Announcing Plexus — Simplex-driven autonomous development

Simplex

Simplex is a specification for describing work that autonomous agents will perform. It captures what needs to be done and how to know when it's done, without prescribing how to do it.

Simplex is optimized for high-fidelity interpretation by large language models.

“The words or the language, as they are written or spoken, do not seem to play any role in my mechanism of thought.”

Albert Einstein

The Specification Gap

A growing number of AI startups are creating new programming languages optimized for LLM code generation. The premise is reasonable: LLMs make syntax errors and struggle with operator precedence, so cleaner languages with unambiguous syntax should help.

LLMs already handle syntax well, having seen billions of lines of code in every language, so the premise addresses a problem that largely does not exist. What LLMs struggle with is understanding intent, constraints, and edge cases, and a new language with cleaner syntax addresses the easy part while leaving the hard part, specification, entirely in natural language prompts.

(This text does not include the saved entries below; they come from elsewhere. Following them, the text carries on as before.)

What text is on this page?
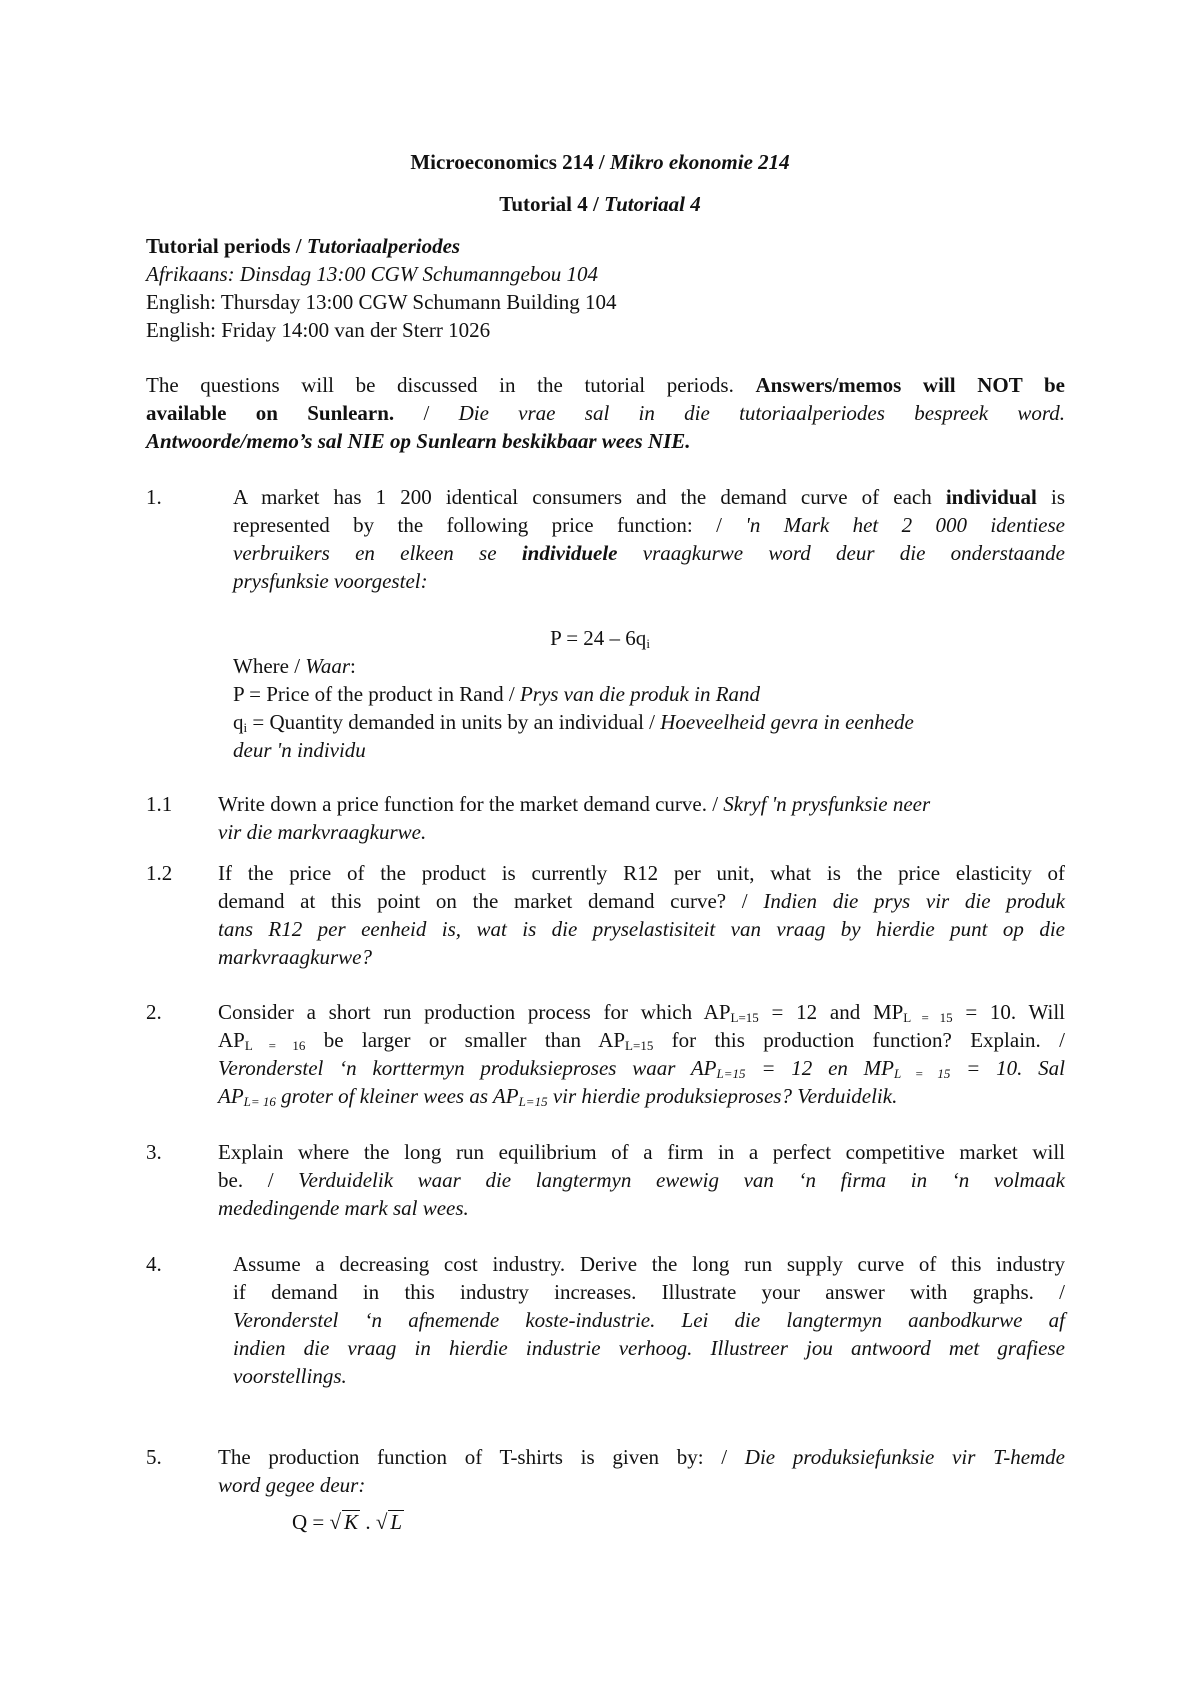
Microeconomics 214 / Mikro ekonomie 214
Tutorial 4 / Tutoriaal 4
Tutorial periods / Tutoriaalperiodes
Afrikaans: Dinsdag 13:00 CGW Schumanngebou 104
English: Thursday 13:00 CGW Schumann Building 104
English: Friday 14:00 van der Sterr 1026
The questions will be discussed in the tutorial periods. Answers/memos will NOT be
available on Sunlearn. / Die vrae sal in die tutoriaalperiodes bespreek word.
Antwoorde/memo’s sal NIE op Sunlearn beskikbaar wees NIE.
1.	A market has 1 200 identical consumers and the demand curve of each individual is
represented by the following price function: / 'n Mark het 2 000 identiese
verbruikers en elkeen se individuele vraagkurwe word deur die onderstaande
prysfunksie voorgestel:
$P = 24 - 6q_i$
Where / Waar:
P = Price of the product in Rand / Prys van die produk in Rand
$q_i$ = Quantity demanded in units by an individual / Hoeveelheid gevra in eenhede
deur 'n individu
1.1 Write down a price function for the market demand curve. / Skryf 'n prysfunksie neer
vir die markvraagkurwe.
1.2 If the price of the product is currently R12 per unit, what is the price elasticity of
demand at this point on the market demand curve? / Indien die prys vir die produk
tans R12 per eenheid is, wat is die pryselastisiteit van vraag by hierdie punt op die
markvraagkurwe?
2.	Consider a short run production process for which $AP_{L=15} = 12$ and $MP_{L = 15} = 10$. Will
$AP_{L = 16}$ be larger or smaller than $AP_{L=15}$ for this production function? Explain. /
Veronderstel ‘n korttermyn produksieproses waar $AP_{L=15} = 12$ en $MP_{L = 15} = 10$. Sal
$AP_{L= 16}$ groter of kleiner wees as $AP_{L=15}$ vir hierdie produksieproses? Verduidelik.
3.	Explain where the long run equilibrium of a firm in a perfect competitive market will
be. / Verduidelik waar die langtermyn ewewig van ‘n firma in ‘n volmaak
mededingende mark sal wees.
4.	Assume a decreasing cost industry. Derive the long run supply curve of this industry
if demand in this industry increases. Illustrate your answer with graphs. /
Veronderstel ‘n afnemende koste-industrie. Lei die langtermyn aanbodkurwe af
indien die vraag in hierdie industrie verhoog. Illustreer jou antwoord met grafiese
voorstellings.
5.	The production function of T-shirts is given by: / Die produksiefunksie vir T-hemde
word gegee deur:
Q = √ K . √ L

The bottleneck is specification, not code generation: expressing what we want clearly enough for autonomous systems to act on without interactive clarification.


Five Pillars

Pillar 1
Enforced Simplicity

Simplex refuses to support constructs that would allow specifications to become unwieldy. If something cannot be expressed simply, it must be decomposed into smaller pieces first. The constraint is deliberate: complexity that resists decomposition is complexity that is not yet understood.

Pillar 2
Syntactic Tolerance, Semantic Precision

Simplex allows for formatting inconsistencies, typos, and notational variations; agents interpret what you meant rather than what you typed. The meaning itself, however, must be unambiguous; if an agent would have to guess your intent, the specification is invalid regardless of how cleanly it is formatted.

Pillar 3
Testability

Every function requires examples that serve as contracts, not illustrations: they define what correct output looks like for given inputs, and an agent's work is not complete until its output is consistent with them.

Pillar 4
Completeness

A valid specification must contain everything an agent needs to generate working code without further clarification. No back-and-forth, no "what did you mean by X?" This is what distinguishes Simplex from a prompting approach.

Pillar 5
Implementation Autonomy

Simplex describes behavior and constraints without prescribing implementation. Algorithms, data structures, and technology choices belong to agents. If a spec needs persistent storage, it says so, but whether that becomes a graph database, file system, or something else is entirely the agent's concern.

What Simplex Is

Simplex is a specification language for autonomous agents that describes work rather than workers: the structure of a task, its constraints, and the criteria for completion.

The language has no formal grammar. It uses landmarks (structural markers like FUNCTION, RULES, DONE_WHEN, and EXAMPLES) that LLMs recognize and interpret directly. Syntax is forgiving; meaning must be precise.

simplex
FUNCTION: filter_policies(policies, ids, tags) → filtered list

RULES:
  - if neither ids nor tags provided, return all policies
  - if only ids provided, return policies matching those IDs
  - if only tags provided, return policies with at least one matching tag
  - if both provided, return union of matches, deduplicated

DONE_WHEN:
  - returned list contains exactly the policies matching criteria
  - no duplicates in returned list

EXAMPLES:
  ([p1, p2, p3], none, none) → [p1, p2, p3]
  ([p1, p2, p3], [p1.id], none) → [p1]
  ([p1, p2, p3], none, [python]) → matches with tag
  ([p1, p2, p3], [p1.id], [python]) → union

ERRORS:
  - policy ID not found → fail with "unknown policy ID: {id}"
  - any unhandled condition → fail with descriptive message

Why This Matters

Autonomous agent workflows are maturing. Agents now work for extended periods, sometimes hours or days, developing applications, iterating on solutions, evaluating versions among themselves, and producing release candidates. These kinds of workflows need instructions that are complete enough to act on yet flexible enough to allow emergent problem-solving.

Simplex is designed for this context: a human writes a specification that agents interpret, decompose, and execute autonomously. The specification serves as the contract between human intent and machine action.

The implication is that how humans express what they want built may prove more consequential than how LLMs generate code. A specification designed for human authors, one that captures intent precisely enough for autonomous agents to act on, addresses the side of the problem that new programming languages leave untouched.